In Clay Shirky's book Cognitive Surplus he draws an analogy between website designs and kitchens. Looking at sites that promote user interaction (and specifically Grobanites For Charity) he noted that they tended to be more amateurish than the professionally produced corporate websites interested in acting as billboards for products, services and brands (http://www.joshgroban.com say). Shirky makes the point that if you walk into a designer kitchen, with marble tops and meticulous design, where everything is layed out with surgical precision and everything has its place, you may admire it but you will not feel comfortable assisting anyone who happens to be working in it. Were you to walk into a kitchen small and cluttered, then you are more likely to feel confident in beating a few eggs if required.
If skepticism is about engagement then that is a lesson we need to take on board. Many of the homeopathic sites fall very much into the latter category; many (though admittedly not all) skeptic and science sites fall into the former. It's not hard to see why; there is likely a good deal of overlapping between those who are itnerested in rational discourse, science and activism and the kind of skills that will allow one to create an all singing all dancing website.

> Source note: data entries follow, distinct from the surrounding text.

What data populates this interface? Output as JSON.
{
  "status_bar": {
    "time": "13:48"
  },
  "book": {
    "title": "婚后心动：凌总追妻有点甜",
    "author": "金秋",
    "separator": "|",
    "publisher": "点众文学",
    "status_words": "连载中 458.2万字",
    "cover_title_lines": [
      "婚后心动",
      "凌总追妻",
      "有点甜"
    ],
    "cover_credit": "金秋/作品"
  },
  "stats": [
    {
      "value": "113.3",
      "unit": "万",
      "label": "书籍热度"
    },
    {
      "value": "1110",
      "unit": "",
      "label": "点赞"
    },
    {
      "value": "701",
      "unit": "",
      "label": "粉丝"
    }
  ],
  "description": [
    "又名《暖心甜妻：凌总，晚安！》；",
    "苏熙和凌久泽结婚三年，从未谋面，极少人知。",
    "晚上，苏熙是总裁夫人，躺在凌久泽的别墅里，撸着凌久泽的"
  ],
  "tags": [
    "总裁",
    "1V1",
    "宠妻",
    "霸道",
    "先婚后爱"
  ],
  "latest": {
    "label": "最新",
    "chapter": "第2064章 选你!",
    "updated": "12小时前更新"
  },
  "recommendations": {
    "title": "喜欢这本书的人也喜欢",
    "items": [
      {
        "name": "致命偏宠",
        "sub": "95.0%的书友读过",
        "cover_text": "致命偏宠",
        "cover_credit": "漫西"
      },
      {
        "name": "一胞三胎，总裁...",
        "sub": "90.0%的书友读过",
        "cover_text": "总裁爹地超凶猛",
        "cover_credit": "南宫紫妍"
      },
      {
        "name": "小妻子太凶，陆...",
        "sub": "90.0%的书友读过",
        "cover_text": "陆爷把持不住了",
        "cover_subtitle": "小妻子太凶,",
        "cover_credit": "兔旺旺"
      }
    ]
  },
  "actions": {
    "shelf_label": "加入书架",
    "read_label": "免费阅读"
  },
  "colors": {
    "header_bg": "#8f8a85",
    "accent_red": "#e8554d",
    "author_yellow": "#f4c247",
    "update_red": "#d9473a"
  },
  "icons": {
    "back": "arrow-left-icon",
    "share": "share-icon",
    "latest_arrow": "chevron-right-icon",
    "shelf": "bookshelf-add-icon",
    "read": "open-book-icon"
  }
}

Swain made the point that you should be posing arguments in a way that would convince, or at least inform, your mother. This goes far beyond just the words we use, but how we present both ourselves and the skeptic movement as a whole. Websites and blogs should be places where people who are not dyed in the wool skeptics should feel comfortable enough to discuss their ideas without fear of being browbeaten. The first step of that ought to be in web design; not necessarily to create deliberately poorly designed sites, but to at least look at the aesthetics of CAM sites, understand what they are achieving in their marketing by having their sites designed that way, and feed that into your own site design.